CompSci 261, Spring 2017, Homework 6

  1. In class, we described how to use a suffix tree of a large document $D$ to search for the positions in $D$ that match a query string $q$. Suppose we don't want to list the positions that match $q$, but instead we want to count how many matches to $q$ there are in $D$. Describe how to augment the suffix tree by storing a small amount of additional information at each node so that these counting queries can be answered quickly.

    Solution: Store at each node the number of leaves under the node. The answer to a query is found by doing a search as usual, and if the search ends without mismatches at a node, returning the number stored there. If the search ends in the middle of an edge, return the number at the child endpoint of the edge.
  2. Suppose that a binary search tree $T$ has been augmented so that every tree node has an extra "size" field that stores the number of nodes in its subtree (including the node itself), allowing us to solve rank and unrank queries in time $O(\log n)$. Describe how to compute the median of the keys in $T$ (the key that would be in the middle position in a sorted list of the keys) by using a constant number of rank or unrank queries.

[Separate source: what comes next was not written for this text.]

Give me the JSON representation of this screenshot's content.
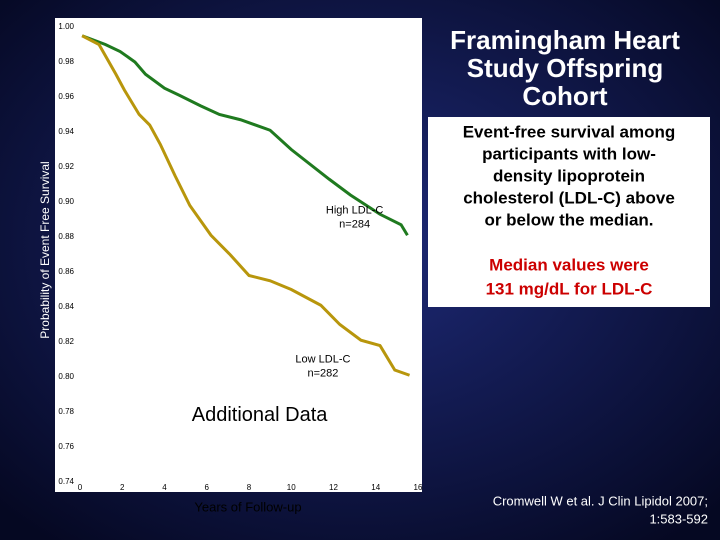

    Solution: If you know $n$, the number of keys in the list (a reasonable enough assumption), it is unrank(floor($n/2$)). If you don't already know $n$, you can compute it as $n={}$rank($+\infty$).
  3. The lower bound that we showed in class proved that, if we maintain a dynamic array of $n$ machine words, and perform exactly $n$ updates and $n$ queries (where an update changes one array value and a query asks for the sum of the values in a prefix of an array) then the total time for this sequence of operations must be $\Omega(n\log n)$. What about when the number of operations is not equal to the length of the array? If we have an array of $s$ words, and we perform $t$ updates and queries, what is the lower bound for the number of operations we need? (Hint: consider separately the cases when $s\gt t$ and when $s\lt t$, and use a $\min$ operation to combine the bounds for these two cases. When $s\gt t$, how much of the array can we actually use? When $s\lt t$, apply the lower bound from class to subsequences of the operations.)

    Solution: $\Omega(t\log\min(s,t))$.
  4. Consider what happens when we apply fractional cascading to an input consisting of $i$ lists, each of which has $2^i$ sorted numbers in it (with each number appearing in only one of the lists). Write a formula in terms of $i$ for the sum of the lengths of the lists in the resulting fractionally cascaded data structure.

    Solution: $(i-1)2^{i+1}+2$. Probably there's a good way to derive this from first principles, but I found the answer by writing a short program to calculate these numbers and then guessing a formula that works. Once you know the formula it's not difficult to prove by induction.